Ailing Ohio Superintendent Gets Support from Friends


Superintendent Dean Kerns has made plenty of friends since starting at Arrowhead Golf Club in Minster, Ohio, in 1981, and they recently showed how much they care for their friend, who is fighting ALS.

Nearly 200 people showed up on a recent Sunday at Arrowhead GC to deliver a surprise gift, a single-rider golf car that will help him in his work and to play golf. The SoloRider will allow Kerns, who received the Miami Valley Golf Association's Lifetime Achievement Award in 2014, to stay on the job.

"It's great," said the 59-year-old Kerns, a certified golf course superintendent (CGCS) who uses a cane to help him get around.

"I just have to learn how to drive it," he told Howard Richman, who first wrote the story, "Special delivery," for the May issue of GCM magazine. "I can't do digging, shoveling or prune trees at work anymore. But, I can mow fairways. I just have trouble getting on and off the equipment."

The SoloRider was the idea of Minster High School golf coach Debbie Ahrns, who wrote to fellow Ohioan Mark Jordan, CGCS, a board member for the Golf Course Superintendents Association of America (GCSAA), to ask what her team could do to help Kerns.

Eventually, they settled on a SoloRider, and the Wee One Foundation, which assists golf course management professionals or their dependents who incur overwhelming expenses due to medical hardship without comprehensive insurance or adequate financial resources, covered the nearly $10,000 tab.

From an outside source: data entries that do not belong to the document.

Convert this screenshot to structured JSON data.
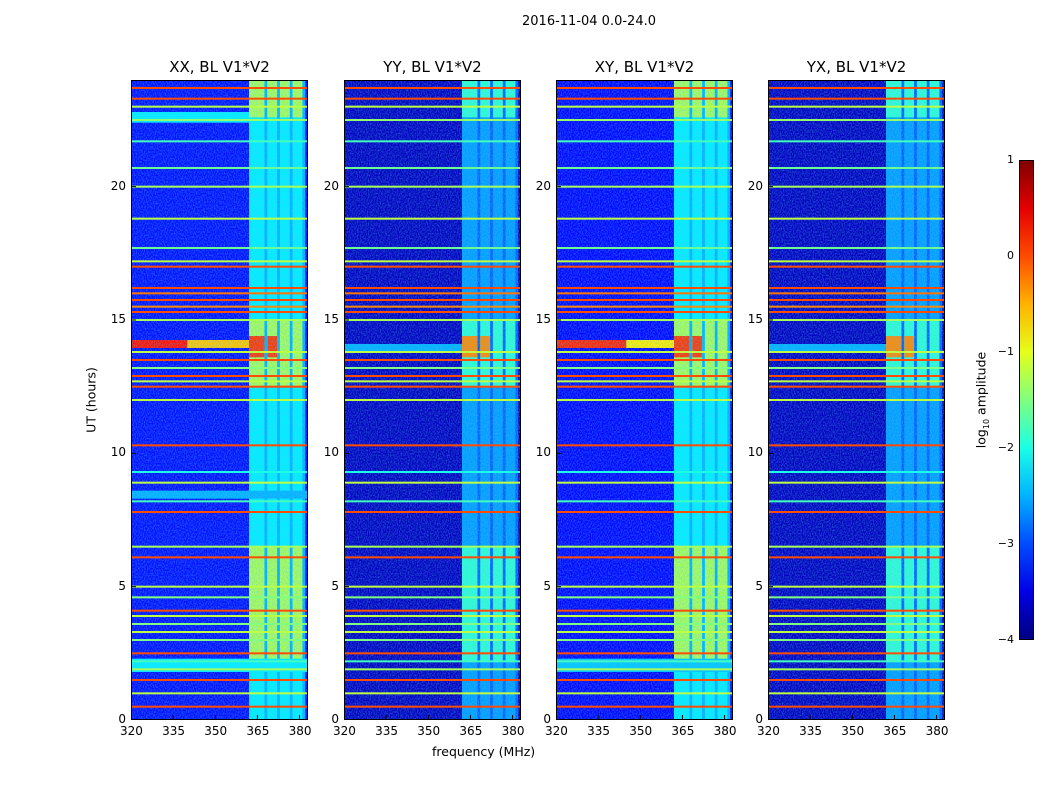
{
  "chart_data": {
    "type": "heatmap",
    "title": "2016-11-04 0.0-24.0",
    "xlabel": "frequency (MHz)",
    "ylabel": "UT (hours)",
    "xlim": [
      320,
      383
    ],
    "ylim": [
      0,
      24
    ],
    "xticks": [
      320,
      335,
      350,
      365,
      380
    ],
    "yticks": [
      0,
      5,
      10,
      15,
      20
    ],
    "colorbar": {
      "label_main": "log",
      "label_sub": "10",
      "label_rest": " amplitude",
      "range": [
        -4,
        1
      ],
      "ticks": [
        1,
        0,
        -1,
        -2,
        -3,
        -4
      ],
      "tick_labels": [
        "1",
        "0",
        "−1",
        "−2",
        "−3",
        "−4"
      ],
      "colormap": "jet"
    },
    "panels": [
      {
        "title": "XX, BL V1*V2",
        "background": -3.3,
        "column_level": -2.5,
        "block_level": -1.3,
        "hot_level": 0.1,
        "extra_bands": [
          {
            "ut": [
              1.8,
              2.3
            ],
            "f": [
              320,
              383
            ],
            "level": -2.2
          },
          {
            "ut": [
              8.3,
              8.6
            ],
            "f": [
              320,
              383
            ],
            "level": -2.5
          },
          {
            "ut": [
              22.4,
              22.8
            ],
            "f": [
              320,
              362
            ],
            "level": -2.2
          },
          {
            "ut": [
              13.95,
              14.25
            ],
            "f": [
              320,
              340
            ],
            "level": 0.3
          },
          {
            "ut": [
              13.95,
              14.25
            ],
            "f": [
              340,
              362
            ],
            "level": -0.6
          }
        ]
      },
      {
        "title": "YY, BL V1*V2",
        "background": -3.7,
        "column_level": -2.9,
        "block_level": -1.9,
        "hot_level": -0.3,
        "extra_bands": [
          {
            "ut": [
              13.8,
              14.1
            ],
            "f": [
              320,
              362
            ],
            "level": -2.5
          }
        ]
      },
      {
        "title": "XY, BL V1*V2",
        "background": -3.35,
        "column_level": -2.5,
        "block_level": -1.3,
        "hot_level": 0.1,
        "extra_bands": [
          {
            "ut": [
              1.8,
              2.3
            ],
            "f": [
              320,
              383
            ],
            "level": -2.4
          },
          {
            "ut": [
              13.95,
              14.25
            ],
            "f": [
              320,
              345
            ],
            "level": 0.2
          },
          {
            "ut": [
              13.95,
              14.25
            ],
            "f": [
              345,
              362
            ],
            "level": -0.8
          }
        ]
      },
      {
        "title": "YX, BL V1*V2",
        "background": -3.7,
        "column_level": -2.9,
        "block_level": -1.9,
        "hot_level": -0.3,
        "extra_bands": [
          {
            "ut": [
              13.8,
              14.1
            ],
            "f": [
              320,
              362
            ],
            "level": -2.5
          }
        ]
      }
    ],
    "columns_mhz": [
      [
        362,
        367.5
      ],
      [
        368.5,
        372
      ],
      [
        373,
        376.5
      ],
      [
        377.5,
        381
      ]
    ],
    "blocks_ut": [
      [
        2.2,
        6.5
      ],
      [
        12.5,
        15.0
      ],
      [
        22.6,
        24.0
      ]
    ],
    "hot_ut": [
      13.6,
      14.4
    ],
    "hlines": [
      {
        "ut": 0.5,
        "level": 0.0
      },
      {
        "ut": 1.0,
        "level": -1.2
      },
      {
        "ut": 1.5,
        "level": 0.0
      },
      {
        "ut": 1.9,
        "level": -1.3
      },
      {
        "ut": 2.2,
        "level": -1.8
      },
      {
        "ut": 2.5,
        "level": 0.0
      },
      {
        "ut": 3.0,
        "level": -1.5
      },
      {
        "ut": 3.3,
        "level": -1.2
      },
      {
        "ut": 3.6,
        "level": -1.5
      },
      {
        "ut": 3.9,
        "level": -1.2
      },
      {
        "ut": 4.1,
        "level": 0.0
      },
      {
        "ut": 4.6,
        "level": -1.5
      },
      {
        "ut": 5.0,
        "level": -1.2
      },
      {
        "ut": 6.1,
        "level": 0.0
      },
      {
        "ut": 6.5,
        "level": -1.3
      },
      {
        "ut": 7.8,
        "level": 0.0
      },
      {
        "ut": 8.2,
        "level": -1.8
      },
      {
        "ut": 8.9,
        "level": -1.2
      },
      {
        "ut": 9.3,
        "level": -2.0
      },
      {
        "ut": 10.3,
        "level": 0.0
      },
      {
        "ut": 12.0,
        "level": -1.2
      },
      {
        "ut": 12.5,
        "level": 0.0
      },
      {
        "ut": 12.7,
        "level": -1.2
      },
      {
        "ut": 12.9,
        "level": 0.0
      },
      {
        "ut": 13.2,
        "level": -1.5
      },
      {
        "ut": 13.5,
        "level": 0.0
      },
      {
        "ut": 13.8,
        "level": -1.2
      },
      {
        "ut": 15.0,
        "level": -1.3
      },
      {
        "ut": 15.3,
        "level": 0.0
      },
      {
        "ut": 15.5,
        "level": -0.3
      },
      {
        "ut": 15.75,
        "level": 0.0
      },
      {
        "ut": 16.0,
        "level": -0.2
      },
      {
        "ut": 16.2,
        "level": 0.0
      },
      {
        "ut": 17.0,
        "level": 0.0
      },
      {
        "ut": 17.2,
        "level": -1.2
      },
      {
        "ut": 17.7,
        "level": -1.6
      },
      {
        "ut": 18.8,
        "level": -1.2
      },
      {
        "ut": 20.0,
        "level": -1.3
      },
      {
        "ut": 20.7,
        "level": -1.6
      },
      {
        "ut": 21.7,
        "level": -1.8
      },
      {
        "ut": 22.5,
        "level": -1.4
      },
      {
        "ut": 23.0,
        "level": -1.2
      },
      {
        "ut": 23.3,
        "level": 0.0
      },
      {
        "ut": 23.7,
        "level": 0.0
      }
    ]
  }
}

"We're a small community. A lot of people have known Dean their whole lives," said Ahrns, who marvels at Kerns' optimism. "His spirits are as high as the rough he keeps."

Kerns had noticed more than two years ago something was wrong. He was walking in a grocery store and could tell there was a different slap in his gait; one step sounded different than the next. He also recalls catching his toe on things, nearly tripping. It prompted a doctor visit.

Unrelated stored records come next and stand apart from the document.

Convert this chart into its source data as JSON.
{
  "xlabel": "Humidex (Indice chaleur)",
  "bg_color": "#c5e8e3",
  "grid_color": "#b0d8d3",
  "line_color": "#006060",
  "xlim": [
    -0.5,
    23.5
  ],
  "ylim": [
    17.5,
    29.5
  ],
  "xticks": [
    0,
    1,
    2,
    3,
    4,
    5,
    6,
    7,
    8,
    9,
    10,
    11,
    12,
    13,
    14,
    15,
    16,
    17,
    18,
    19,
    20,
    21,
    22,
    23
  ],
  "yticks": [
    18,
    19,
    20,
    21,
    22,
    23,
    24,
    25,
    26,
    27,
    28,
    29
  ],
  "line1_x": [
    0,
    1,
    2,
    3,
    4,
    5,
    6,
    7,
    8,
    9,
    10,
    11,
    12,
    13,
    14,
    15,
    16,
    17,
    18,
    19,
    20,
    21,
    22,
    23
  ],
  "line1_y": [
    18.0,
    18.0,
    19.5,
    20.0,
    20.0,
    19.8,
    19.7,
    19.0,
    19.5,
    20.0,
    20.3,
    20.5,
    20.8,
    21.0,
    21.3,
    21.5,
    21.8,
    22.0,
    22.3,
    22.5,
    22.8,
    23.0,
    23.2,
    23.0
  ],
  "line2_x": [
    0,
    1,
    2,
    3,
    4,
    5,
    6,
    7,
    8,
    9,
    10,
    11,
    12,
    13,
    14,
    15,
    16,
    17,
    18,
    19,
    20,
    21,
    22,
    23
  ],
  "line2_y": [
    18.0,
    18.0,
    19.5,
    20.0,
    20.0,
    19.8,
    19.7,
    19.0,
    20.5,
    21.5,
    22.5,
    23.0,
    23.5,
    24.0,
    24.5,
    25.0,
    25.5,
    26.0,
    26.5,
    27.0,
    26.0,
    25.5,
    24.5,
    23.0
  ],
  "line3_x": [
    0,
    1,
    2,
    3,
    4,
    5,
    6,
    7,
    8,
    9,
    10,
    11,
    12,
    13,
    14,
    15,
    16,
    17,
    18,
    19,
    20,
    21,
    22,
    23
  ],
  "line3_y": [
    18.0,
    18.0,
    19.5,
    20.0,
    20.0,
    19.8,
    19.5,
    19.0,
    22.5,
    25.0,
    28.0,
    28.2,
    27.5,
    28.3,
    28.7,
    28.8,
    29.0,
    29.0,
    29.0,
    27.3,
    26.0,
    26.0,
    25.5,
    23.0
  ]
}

"The neurologist told me it was Lou Gehrig's disease," Kerns said.

The disease is formally known as Amyotrophic lateral sclerosis. It is a neurodegenerative disease that affects nerve cells in the brain and spinal cord. More than half of all patients live more than three years after diagnosis.

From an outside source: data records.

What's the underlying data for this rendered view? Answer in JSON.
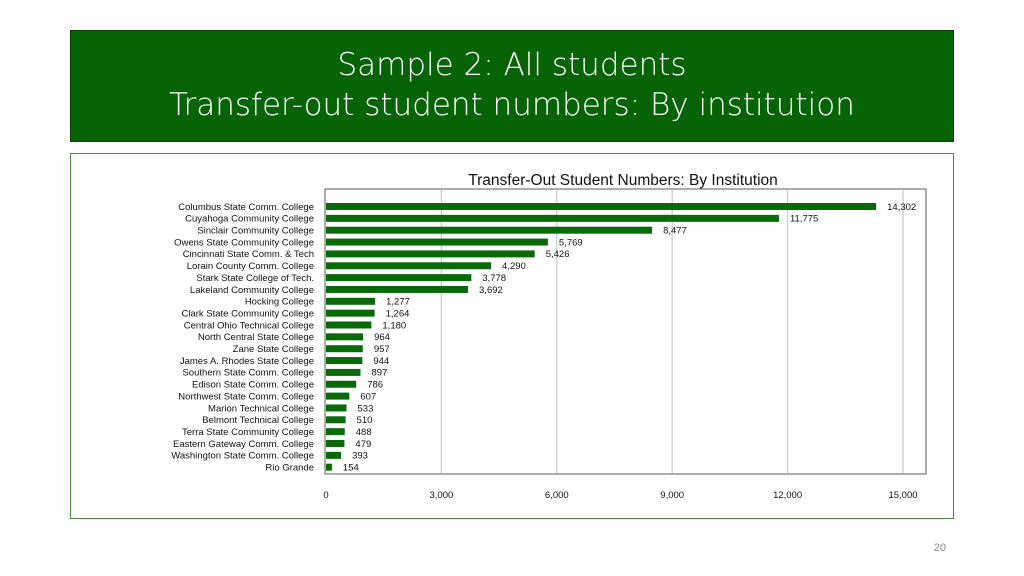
{
  "slide": {
    "title_line1": "Sample 2: All students",
    "title_line2": "Transfer-out student numbers: By institution",
    "page_number": "20"
  },
  "colors": {
    "title_band": "#066306",
    "bar": "#0a6a0a",
    "frame": "#4b8a3a",
    "grid": "#d0d0d0"
  },
  "chart_data": {
    "type": "bar",
    "orientation": "horizontal",
    "title": "Transfer-Out Student Numbers: By Institution",
    "xlabel": "",
    "ylabel": "",
    "xlim": [
      0,
      15000
    ],
    "xticks": [
      0,
      3000,
      6000,
      9000,
      12000,
      15000
    ],
    "xtick_labels": [
      "0",
      "3,000",
      "6,000",
      "9,000",
      "12,000",
      "15,000"
    ],
    "grid": "vertical",
    "categories": [
      "Columbus State Comm. College",
      "Cuyahoga Community College",
      "Sinclair Community College",
      "Owens State Community College",
      "Cincinnati State Comm. & Tech",
      "Lorain County Comm. College",
      "Stark State College of Tech.",
      "Lakeland Community College",
      "Hocking College",
      "Clark State Community College",
      "Central Ohio Technical College",
      "North Central State College",
      "Zane State College",
      "James A. Rhodes State College",
      "Southern State Comm. College",
      "Edison State Comm. College",
      "Northwest State Comm. College",
      "Marion Technical College",
      "Belmont Technical College",
      "Terra State Community College",
      "Eastern Gateway Comm. College",
      "Washington State Comm. College",
      "Rio Grande"
    ],
    "values": [
      14302,
      11775,
      8477,
      5769,
      5426,
      4290,
      3778,
      3692,
      1277,
      1264,
      1180,
      964,
      957,
      944,
      897,
      786,
      607,
      533,
      510,
      488,
      479,
      393,
      154
    ],
    "value_labels": [
      "14,302",
      "11,775",
      "8,477",
      "5,769",
      "5,426",
      "4,290",
      "3,778",
      "3,692",
      "1,277",
      "1,264",
      "1,180",
      "964",
      "957",
      "944",
      "897",
      "786",
      "607",
      "533",
      "510",
      "488",
      "479",
      "393",
      "154"
    ]
  }
}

"Dean seems to have pretty good spirits. We all seem to be pretty tough," his brother Jack said. "He has a will to live."

The single-rider cart could help him play golf longer than he anticipated too. Kerns, a 34-year member of GCSAA, was a once a pretty good golfer. He won the Piqua city championship years ago and dedicated it to his father the year before he died. Now, Dean is fighting for his life.

"I pray for a cure. It is what I do every night," said Kerns.